Regulators Approve Finite Reinsurance Disclosure Requirements

October 17, 2005

The National Association of Insurance Commissioners voted late last week to enhance disclosure requirements for insurance companies that utilize reinsurance with limited risk transfer features, also known as finite reinsurance.

The use of finite reinsurance has received considerable attention over the past several months, because of its misuse by some high-profile insurers. State insurance regulators, working in a coordinated fashion through the NAIC, have been evaluating existing relevant statutory financial reporting since last year.

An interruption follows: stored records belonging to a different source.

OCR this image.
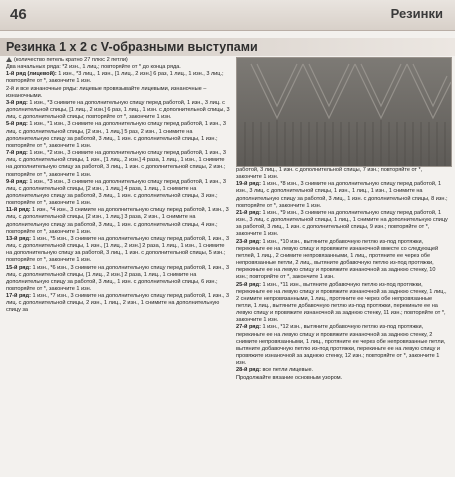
46	Резинки
Резинка 1 x 2 с V-образными выступами

(количество петель кратно 27 плюс 2 петли)

Два начальных ряда: *2 изн., 1 лиц.; повторяйте от * до конца ряда.

1-й ряд (лицевой): 1 изн., *3 лиц., 1 изн., [1 лиц., 2 изн.] 6 раз, 1 лиц., 1 изн., 3 лиц.; повторяйте от *, закончите 1 изн.

2-й и все изнаночные ряды: лицевые провязывайте лицевыми, изнаночные – изнаночными.

3-й ряд: 1 изн., *3 снимите на дополнительную спицу перед работой, 1 изн., 3 лиц. с дополнительной спицы, [1 лиц., 2 изн.] 6 раз, 1 лиц., 1 изн. с дополнительной спицы, 3 лиц. с дополнительной спицы; повторяйте от *, закончите 1 изн.

5-й ряд: 1 изн., *1 изн., 3 снимите на дополнительную спицу перед работой, 1 изн., 3 лиц. с дополнительной спицы, [2 изн., 1 лиц.] 5 раз, 2 изн., 1 снимите на дополнительную спицу за работой, 3 лиц., 1 изн. с дополнительной спицы, 1 изн.; повторяйте от *, закончите 1 изн.

7-й ряд: 1 изн., *2 изн., 3 снимите на дополнительную спицу перед работой, 1 изн., 3 лиц. с дополнительной спицы, 1 изн., [1 лиц., 2 изн.] 4 раза, 1 лиц., 1 изн., 1 снимите на дополнительную спицу за работой, 3 лиц., 1 изн. с дополнительной спицы, 2 изн.; повторяйте от *, закончите 1 изн.

9-й ряд: 1 изн., *3 изн., 3 снимите на дополнительную спицу перед работой, 1 изн., 3 лиц. с дополнительной спицы, [2 изн., 1 лиц.] 4 раза, 1 лиц., 1 снимите на дополнительную спицу за работой, 3 лиц., 1 изн. с дополнительной спицы, 3 изн.; повторяйте от *, закончите 1 изн.

11-й ряд: 1 изн., *4 изн., 3 снимите на дополнительную спицу перед работой, 1 изн., 3 лиц. с дополнительной спицы, [2 изн., 1 лиц.] 3 раза, 2 изн., 1 снимите на дополнительную спицу за работой, 3 лиц., 1 изн. с дополнительной спицы, 4 изн.; повторяйте от *, закончите 1 изн.

13-й ряд: 1 изн., *5 изн., 3 снимите на дополнительную спицу перед работой, 1 изн., 3 лиц. с дополнительной спицы, 1 изн., [1 лиц., 2 изн.] 2 раза, 1 лиц., 1 изн., 1 снимите на дополнительную спицу за работой, 3 лиц., 1 изн. с дополнительной спицы, 5 изн.; повторяйте от *, закончите 1 изн.

15-й ряд: 1 изн., *6 изн., 3 снимите на дополнительную спицу перед работой, 1 изн., 3 лиц. с дополнительной спицы, [1 лиц., 2 изн.] 2 раза, 1 лиц., 1 снимите на дополнительную спицу за работой, 3 лиц., 1 изн. с дополнительной спицы, 6 изн.; повторяйте от *, закончите 1 изн.

17-й ряд: 1 изн., *7 изн., 3 снимите на дополнительную спицу перед работой, 1 изн., 3 лиц. с дополнительной спицы, 2 изн., 1 лиц., 2 изн., 1 снимите на дополнительную спицу за

работой, 3 лиц., 1 изн. с дополнительной спицы, 7 изн.; повторяйте от *, закончите 1 изн.

19-й ряд: 1 изн., *8 изн., 3 снимите на дополнительную спицу перед работой, 1 изн., 3 лиц. с дополнительной спицы, 1 изн., 1 лиц., 1 изн., 1 снимите на дополнительную спицу за работой, 3 лиц., 1 изн. с дополнительной спицы, 8 изн.; повторяйте от *, закончите 1 изн.

21-й ряд: 1 изн., *9 изн., 3 снимите на дополнительную спицу перед работой, 1 изн., 3 лиц. с дополнительной спицы, 1 лиц., 1 снимите на дополнительную спицу за работой, 3 лиц., 1 изн. с дополнительной спицы, 9 изн.; повторяйте от *, закончите 1 изн.

23-й ряд: 1 изн., *10 изн., вытяните добавочную петлю из-под протяжки, перекиньте ее на левую спицу и провяжите изнаночной вместе со следующей петлей, 1 лиц., 2 снимите непровязанными, 1 лиц., протяните ее через обе непровязанные петли, 2 лиц., вытяните добавочную петлю из-под протяжки, перекиньте ее на левую спицу и провяжите изнаночной за заднюю стенку, 10 изн.; повторяйте от *, закончите 1 изн.

25-й ряд: 1 изн., *11 изн., вытяните добавочную петлю из-под протяжки, перекиньте ее на левую спицу и провяжите изнаночной за заднюю стенку, 1 лиц., 2 снимите непровязанными, 1 лиц., протяните ее через обе непровязанные петли, 1 лиц., вытяните добавочную петлю из-под протяжки, перекиньте ее на левую спицу и провяжите изнаночной за заднюю стенку, 11 изн.; повторяйте от *, закончите 1 изн.

27-й ряд: 1 изн., *12 изн., вытяните добавочную петлю из-под протяжки, перекиньте ее на левую спицу и провяжите изнаночной за заднюю стенку, 2 снимите непровязанными, 1 лиц., протяните ее через обе непровязанные петли, вытяните добавочную петлю из-под протяжки, перекиньте ее на левую спицу и провяжите изнаночной за заднюю стенку, 12 изн.; повторяйте от *, закончите 1 изн.

28-й ряд: все петли лицевые.

Продолжайте вязание основным узором.
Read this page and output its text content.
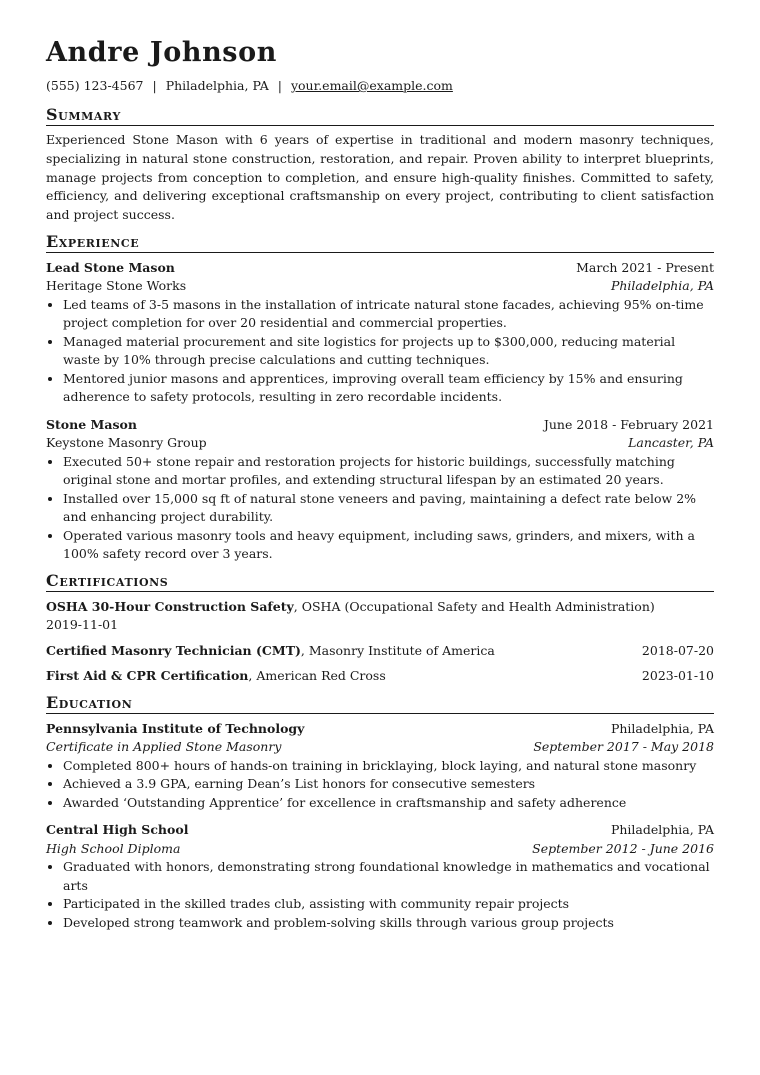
Andre Johnson
(555) 123-4567 | Philadelphia, PA | your.email@example.com
Summary
Experienced Stone Mason with 6 years of expertise in traditional and modern masonry techniques, specializing in natural stone construction, restoration, and repair. Proven ability to interpret blueprints, manage projects from conception to completion, and ensure high-quality finishes. Committed to safety, efficiency, and delivering exceptional craftsmanship on every project, contributing to client satisfaction and project success.
Experience
Lead Stone Mason	March 2021 - Present
Heritage Stone Works	Philadelphia, PA
• Led teams of 3-5 masons in the installation of intricate natural stone facades, achieving 95% on-time project completion for over 20 residential and commercial properties.
• Managed material procurement and site logistics for projects up to $300,000, reducing material waste by 10% through precise calculations and cutting techniques.
• Mentored junior masons and apprentices, improving overall team efficiency by 15% and ensuring adherence to safety protocols, resulting in zero recordable incidents.
Stone Mason	June 2018 - February 2021
Keystone Masonry Group	Lancaster, PA
• Executed 50+ stone repair and restoration projects for historic buildings, successfully matching original stone and mortar profiles, and extending structural lifespan by an estimated 20 years.
• Installed over 15,000 sq ft of natural stone veneers and paving, maintaining a defect rate below 2% and enhancing project durability.
• Operated various masonry tools and heavy equipment, including saws, grinders, and mixers, with a 100% safety record over 3 years.
Certifications
OSHA 30-Hour Construction Safety, OSHA (Occupational Safety and Health Administration)
2019-11-01
Certified Masonry Technician (CMT), Masonry Institute of America	2018-07-20
First Aid & CPR Certification, American Red Cross	2023-01-10
Education
Pennsylvania Institute of Technology	Philadelphia, PA
Certificate in Applied Stone Masonry	September 2017 - May 2018
• Completed 800+ hours of hands-on training in bricklaying, block laying, and natural stone masonry
• Achieved a 3.9 GPA, earning Dean’s List honors for consecutive semesters
• Awarded ‘Outstanding Apprentice’ for excellence in craftsmanship and safety adherence
Central High School	Philadelphia, PA
High School Diploma	September 2012 - June 2016
• Graduated with honors, demonstrating strong foundational knowledge in mathematics and vocational arts
• Participated in the skilled trades club, assisting with community repair projects
• Developed strong teamwork and problem-solving skills through various group projects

The disclosures adopted for the 2005 annual statement require a property and casualty insurer to report to state insurance regulators the contract terms and management objectives of any finite reinsurance agreement that has the effect of altering policyholders’ surplus by more than 3 percent, or representing more than 3 percent of ceded premium or losses. The adopted proposal also requires the insurer’s CEO and CFO to sign an attestation that there are no side agreements and that risk transfer has occurred.

“We believe the adoption of this proposal paves the way for greater uniformity in the disclosure requirements of insurers that utilize finite reinsurance,” said Joe Fritsch, Director of Insurance Accounting Policy for the New York Insurance Department and chair of the NAIC group that instigated the new disclosure. Fritsch said that New York and Florida have already eliminated similar disclosure requirements. “The adoption of this proposal will provide financial regulators greater transparency needed to assess the impact of finite reinsurance on the industry and on individual insurers.”